The Complexity of Manipulating $k$-Approval Elections

TL;DR

This paper investigates the computational complexity of manipulation in $k$-approval and related election systems, revealing a classification of these problems and uncovering connections to graph theory.

Contribution

It generalizes the complexity analysis of election manipulation to infinitely many scoring protocols and unbounded candidates, providing a comprehensive classification.

Findings

Problems are classified as polynomial-time solvable, NP-hard, or equivalent to other problems.

Established a connection between election manipulation and graph theory problems.
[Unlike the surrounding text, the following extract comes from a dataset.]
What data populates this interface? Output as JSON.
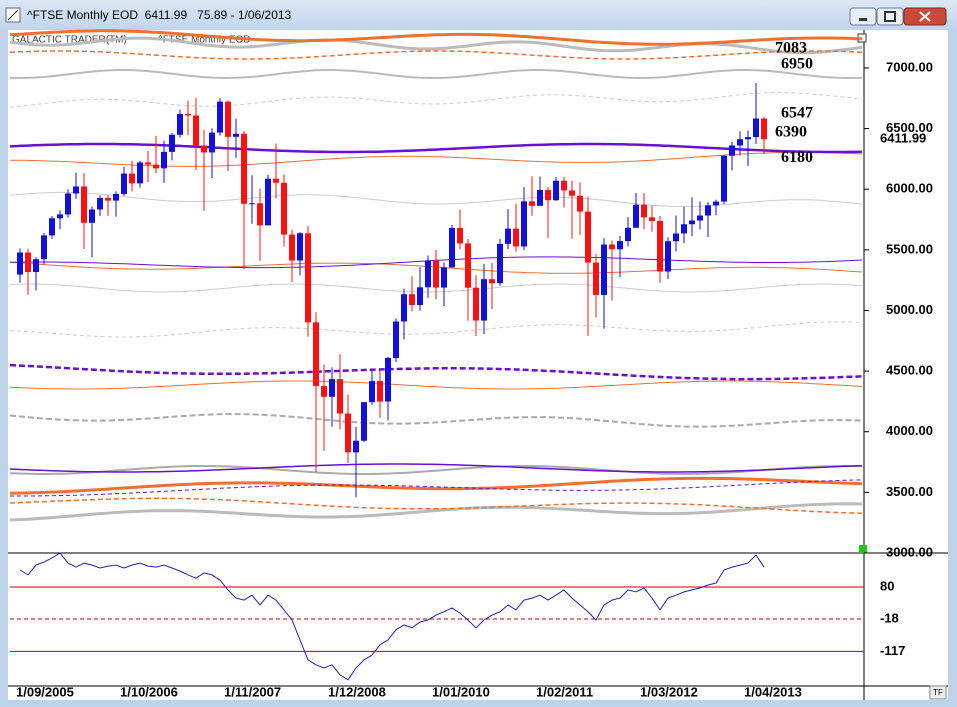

Extended previous fixed-candidate results to unbounded candidate scenarios.

Abstract

An important problem in computational social choice theory is the complexity of undesirable behavior among agents, such as control, manipulation, and bribery in election systems. These kinds of voting strategies are often tempting at the individual level but disastrous for the agents as a whole. Creating election systems where the determination of such strategies is difficult is thus an important goal. An interesting set of elections is that of scoring protocols. Previous work in this area has demonstrated the complexity of misuse in cases involving a fixed number of candidates, and of specific election systems on unbounded number of candidates such as Borda. In contrast, we take the first step in generalizing the results of computational complexity of election misuse to cases of infinitely many scoring protocols on an unbounded number of candidates. Interesting families of systems include $k$-approval and $k$-veto elections, in which voters distinguish $k$ candidates from the candidate set. Our main result is to partition the problems of these families based on their complexity. We do so by showing they are polynomial-time computable, NP-hard, or polynomial-time equivalent to another problem of interest. We also demonstrate a surprising connection between manipulation in election systems and some graph theory problems.